Three ways you can save on cement waste on your next project

Sustainability remains top of the agenda in the construction industry, focusing on everything from carbon footprint of the supply chain and sustainable materials to works traffic management and paperless reporting systems. But there is one area in particular where construction companies can drive significant profit margins by being more sustainable; waste reduction.



r Bill Price, National Commercial Technical Manager from Tarmac’s cement business, discusses how to reduce cement waste to save money on construction projects.

Whilst possibly inevitable in the construction industry, waste remains a costly issue for many companies, and when you consider it can account for 2 to 3% of the total project cost¹, it is easy to see why less waste will always be good for the bottom line.

So what practical measures can a project team take to reduce waste and cut costs? In the case of cement – and many other construction products for that matter – there are a few important factors that can help drive down waste; namely product choice, product size and packaging, storage and handling. Let’s explore each of these in more detail.

Product choice – leave no room for mixing errors

For some construction products, like bricks and blocks, the industry is well-versed in specification benefits and product choice is usually a ‘safe’ decision as a result. However, this isn’t always the case with other associated materials, where time and cost savings could be overlooked.

In particular, cement and mortar are often seen as commodities due to their proven track record and availability, which can lead to spontaneous purchases throughout the supply chain. However, a little research goes a long way.

Cement products which have enhanced resistance to freeze-thaw attacks, for example, will not only protect the reputation of the work, but also help avoid costly mistakes further down the line. The last thing any firm wants to do is pay twice to do the same job.

In the case of mortar, firms should consider a number of factors such as consistency, including how it hangs on the trowel and spreads, workability, compressive strength and appearance. That’s why ready-to-use mortar remains so popular, with guaranteed mix proportions that can help eliminate potential problems that can arise with site mixing.

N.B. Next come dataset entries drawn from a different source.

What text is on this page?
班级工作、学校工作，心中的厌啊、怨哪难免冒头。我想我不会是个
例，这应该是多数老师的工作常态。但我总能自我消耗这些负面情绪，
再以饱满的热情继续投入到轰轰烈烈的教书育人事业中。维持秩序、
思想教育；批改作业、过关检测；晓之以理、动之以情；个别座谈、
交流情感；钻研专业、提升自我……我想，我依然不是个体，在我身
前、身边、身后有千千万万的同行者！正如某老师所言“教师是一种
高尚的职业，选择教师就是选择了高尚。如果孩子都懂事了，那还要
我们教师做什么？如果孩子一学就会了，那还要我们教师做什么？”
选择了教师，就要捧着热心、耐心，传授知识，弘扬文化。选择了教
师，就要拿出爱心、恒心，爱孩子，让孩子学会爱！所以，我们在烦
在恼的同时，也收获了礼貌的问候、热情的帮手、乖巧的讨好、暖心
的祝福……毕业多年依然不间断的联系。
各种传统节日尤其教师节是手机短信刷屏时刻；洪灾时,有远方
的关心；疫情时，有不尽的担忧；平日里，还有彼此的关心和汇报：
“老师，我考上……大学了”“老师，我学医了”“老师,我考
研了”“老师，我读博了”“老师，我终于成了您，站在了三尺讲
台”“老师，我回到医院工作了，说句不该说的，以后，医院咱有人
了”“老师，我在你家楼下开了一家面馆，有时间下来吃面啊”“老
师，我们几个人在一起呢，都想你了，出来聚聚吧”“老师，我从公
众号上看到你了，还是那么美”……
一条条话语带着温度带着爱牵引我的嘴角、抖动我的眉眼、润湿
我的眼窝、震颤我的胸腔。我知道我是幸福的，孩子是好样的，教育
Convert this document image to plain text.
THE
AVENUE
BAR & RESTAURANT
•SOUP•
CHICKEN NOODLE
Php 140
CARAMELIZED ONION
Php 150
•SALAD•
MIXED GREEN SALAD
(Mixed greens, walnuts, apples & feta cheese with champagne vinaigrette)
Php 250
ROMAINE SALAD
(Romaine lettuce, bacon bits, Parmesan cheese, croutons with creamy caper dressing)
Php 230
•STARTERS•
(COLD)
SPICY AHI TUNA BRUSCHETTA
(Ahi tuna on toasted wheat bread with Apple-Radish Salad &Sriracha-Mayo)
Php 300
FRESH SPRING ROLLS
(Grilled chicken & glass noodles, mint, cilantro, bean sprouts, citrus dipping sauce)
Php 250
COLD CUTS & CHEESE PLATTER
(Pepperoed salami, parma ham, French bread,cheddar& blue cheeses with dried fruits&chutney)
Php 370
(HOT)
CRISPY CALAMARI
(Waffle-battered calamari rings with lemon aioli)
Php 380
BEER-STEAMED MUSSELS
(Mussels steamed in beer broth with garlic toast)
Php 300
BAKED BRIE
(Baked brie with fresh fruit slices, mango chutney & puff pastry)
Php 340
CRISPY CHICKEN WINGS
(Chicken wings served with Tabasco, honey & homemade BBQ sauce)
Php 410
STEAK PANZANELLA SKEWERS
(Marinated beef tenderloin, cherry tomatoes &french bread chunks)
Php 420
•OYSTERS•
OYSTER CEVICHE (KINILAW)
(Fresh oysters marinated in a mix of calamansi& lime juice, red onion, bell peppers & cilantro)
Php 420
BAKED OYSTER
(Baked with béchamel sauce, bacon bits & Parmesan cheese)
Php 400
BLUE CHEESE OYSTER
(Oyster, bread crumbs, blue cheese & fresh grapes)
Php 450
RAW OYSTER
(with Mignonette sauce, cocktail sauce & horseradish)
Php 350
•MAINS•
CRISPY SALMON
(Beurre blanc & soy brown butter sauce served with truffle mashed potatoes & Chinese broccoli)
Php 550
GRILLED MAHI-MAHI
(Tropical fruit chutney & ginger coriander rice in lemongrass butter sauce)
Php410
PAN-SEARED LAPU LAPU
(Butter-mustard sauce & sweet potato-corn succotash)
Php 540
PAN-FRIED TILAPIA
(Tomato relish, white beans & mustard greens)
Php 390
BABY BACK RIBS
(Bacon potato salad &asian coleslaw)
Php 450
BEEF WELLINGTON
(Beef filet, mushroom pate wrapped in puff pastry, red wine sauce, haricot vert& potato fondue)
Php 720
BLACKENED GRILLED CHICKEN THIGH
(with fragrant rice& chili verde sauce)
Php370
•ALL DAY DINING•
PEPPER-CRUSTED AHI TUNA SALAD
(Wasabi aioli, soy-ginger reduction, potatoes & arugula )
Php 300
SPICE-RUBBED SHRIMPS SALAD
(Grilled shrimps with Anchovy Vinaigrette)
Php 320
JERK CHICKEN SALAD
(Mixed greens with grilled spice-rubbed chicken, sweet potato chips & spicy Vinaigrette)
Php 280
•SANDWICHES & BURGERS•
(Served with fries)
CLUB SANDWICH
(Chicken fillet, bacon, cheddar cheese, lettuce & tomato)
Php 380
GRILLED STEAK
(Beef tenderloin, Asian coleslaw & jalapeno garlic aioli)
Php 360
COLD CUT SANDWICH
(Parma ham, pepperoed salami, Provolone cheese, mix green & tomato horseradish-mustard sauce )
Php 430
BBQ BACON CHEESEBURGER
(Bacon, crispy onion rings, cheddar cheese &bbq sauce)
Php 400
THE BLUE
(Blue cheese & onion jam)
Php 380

With improved quality and consistency, high-quality products such as Tarmac Cement’s Blue Circle Quality Assured Mortar are made to exacting standards in a controlled factory setting – reducing the risk of wastage during both mixing and use.

Product size and packaging – making adjustments to reduce waste

Whilst it may not seem like a deal breaker, the type of packaging and size of the product is also worth considering in an effort to reduce waste.

The majority of cement available to buy as a packed product comes in 25kg bags, which is suitable for two separate batches in the mixer. On a larger site, where there are multiple mixes to be made in one day, this usually isn’t an issue. However, smaller projects may only require one mix at a time, which could result in the half-opened bag potentially being left on site, forgotten, damaged or spilt.

In contrast, Tarmac Cement’s Blue Circle Mastercrete 12.5kg Mixer Handy Pack is half the size of the traditional 25kg bag, providing the exact amount for one mix of mortar and taking away the risk (and cost) of wastage. It is a simple change in purchasing habit but one which could pay dividends as the savings add up over a full year.

Storage and handling – small steps to protect products

Another major aspect of waste is when products are purchased and – for what is usually an avoidable reason – not available when the team on site comes to use them. This could be because of unsuitable storage conditions or incorrect/bulk handling, for example.

The smaller 12.5kg Mastercrete bag, for example, is not only more efficient but it is also lighter, which makes it easier to deal with on site, and has a small inbuilt handle so it can be easily carried in one hand, reducing the risk of accidents. Larger bags run a greater risk of being dropped or ripped as they are passed through confined spaces.

Storage is also important, especially as products can remain outdoors and on site for a number of months. With the unpredictable British weather, something as simple as waterproof packaging can increase storage space for water-vulnerable products and eliminate wastage through accidental damage. These simple measures by manufacturers can make all the difference when it comes to cutting waste and keeping costs down. Keeping cement out of the rain on site should also be second nature to end-users.

Ultimately, it is about taking small steps throughout the supply chain to minimise the risk of waste. Manufacturers have done their bit in developing the products and packaging to support their customers, now it is down to the industry to take advantage and put the appropriate measures in place. In many cases, there are easy opportunities for demonstrable cost savings.